Alexis Lowry, conservateur chez Dia, a déclaré que l’opposition de De Maria à la photographie sur le site découlait de la conviction que l’œuvre ne devrait pas être révélée avant que vous ne vous présentiez – que les photographies pourraient à la fois « surdéterminer et saper l’expérience avant que vous ne la voyiez ». ” Venant, comme il l’a fait, des décennies avant l’avènement des appareils photo pour téléphones portables, la préférence de De Maria peut sembler à la fois pittoresque et prophétique. La renonciation que nous avons signée nous demandait de nous abstenir de prendre des photos pour le bien de la vision de De Maria et « par respect pour le droit d’auteur de Dia ». Mais la notion de droit d’auteur m’a semblé saper l’esprit de Le champ de foudresurtout si la terre – parsemée de pétroglyphes et de poteries ancestrales pueblo remontant à des milliers d’années, et habitée par les héritiers de ces traditions – faisait partie intégrante de l’œuvre d’art.
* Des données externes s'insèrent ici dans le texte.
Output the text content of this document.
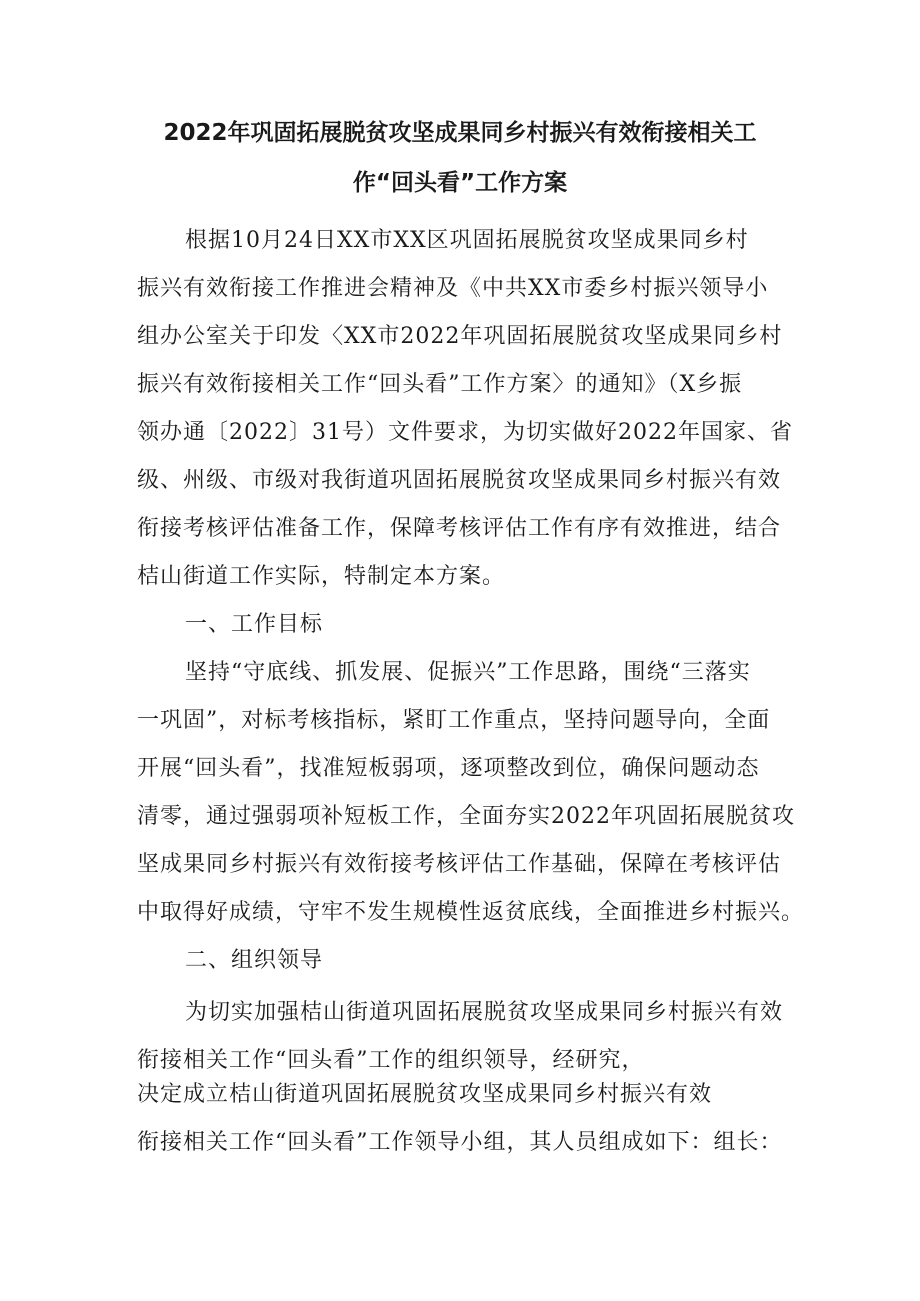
2022年巩固拓展脱贫攻坚成果同乡村振兴有效衔接相关工
作“回头看”工作方案
根据10月24日XX市XX区巩固拓展脱贫攻坚成果同乡村
振兴有效衔接工作推进会精神及《中共XX市委乡村振兴领导小
组办公室关于印发〈XX市2022年巩固拓展脱贫攻坚成果同乡村
振兴有效衔接相关工作“回头看”工作方案〉的通知》（X乡振
领办通〔2022〕31号）文件要求，为切实做好2022年国家、省
级、州级、市级对我街道巩固拓展脱贫攻坚成果同乡村振兴有效
衔接考核评估准备工作，保障考核评估工作有序有效推进，结合
桔山街道工作实际，特制定本方案。
一、工作目标
坚持“守底线、抓发展、促振兴”工作思路，围绕“三落实
一巩固”，对标考核指标，紧盯工作重点，坚持问题导向，全面
开展“回头看”，找准短板弱项，逐项整改到位，确保问题动态
清零，通过强弱项补短板工作，全面夯实2022年巩固拓展脱贫攻
坚成果同乡村振兴有效衔接考核评估工作基础，保障在考核评估
中取得好成绩，守牢不发生规模性返贫底线，全面推进乡村振兴。
二、组织领导
为切实加强桔山街道巩固拓展脱贫攻坚成果同乡村振兴有效
衔接相关工作“回头看”工作的组织领导，经研究，
决定成立桔山街道巩固拓展脱贫攻坚成果同乡村振兴有效
衔接相关工作“回头看”工作领导小组，其人员组成如下：组长：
À l’approche du coucher du soleil, les pointes effilées de chaque poteau captaient la lumière comme la flamme d’une bougie et, pendant un instant, le champ s’est transformé en gâteau d’anniversaire. Des nuages vaporeux enveloppaient la silhouette escarpée des Datils et finissaient par l’effacer entièrement. Il a plu longtemps et fort pendant que nous dînions, et après la tombée de la nuit, nous avons attrapé des bottes en caoutchouc rangées dans le placard d’une chambre et nous sommes partis pour voir la foudre éclairer le terrain. Il est rare qu’un poteau soit heurté, mais le temps est toujours au rendez-vous. Nous avons trompé dans de la boue qui ressemblait à du ciment, chaque jambe portant 10 livres de terre humide alors que nous placions une botte devant l’autre. Des éclairs venus d’au-delà du terrain éclairaient les pointes des poteaux comme des silhouettes ; derrière nous, des éclairs éclairaient des rangées d’acier luisant. Le matin, l’impulsion de s’asseoir et de regarder dehors a été récompensée par la vue de trois antilopes d’Amérique errant parmi les pôles, leurs visages un éclair de noir et blanc dans une mer de brun fauve. « Nous faisons ce que les gens ne font plus », a dit quelqu’un : asseyez-vous sur le porche et regardez le monde passer. Pour une fois, c’était facile de laisser mon téléphone dans ma poche. De plus, De Maria avait raison. Les photos ne lui rendent pas justice.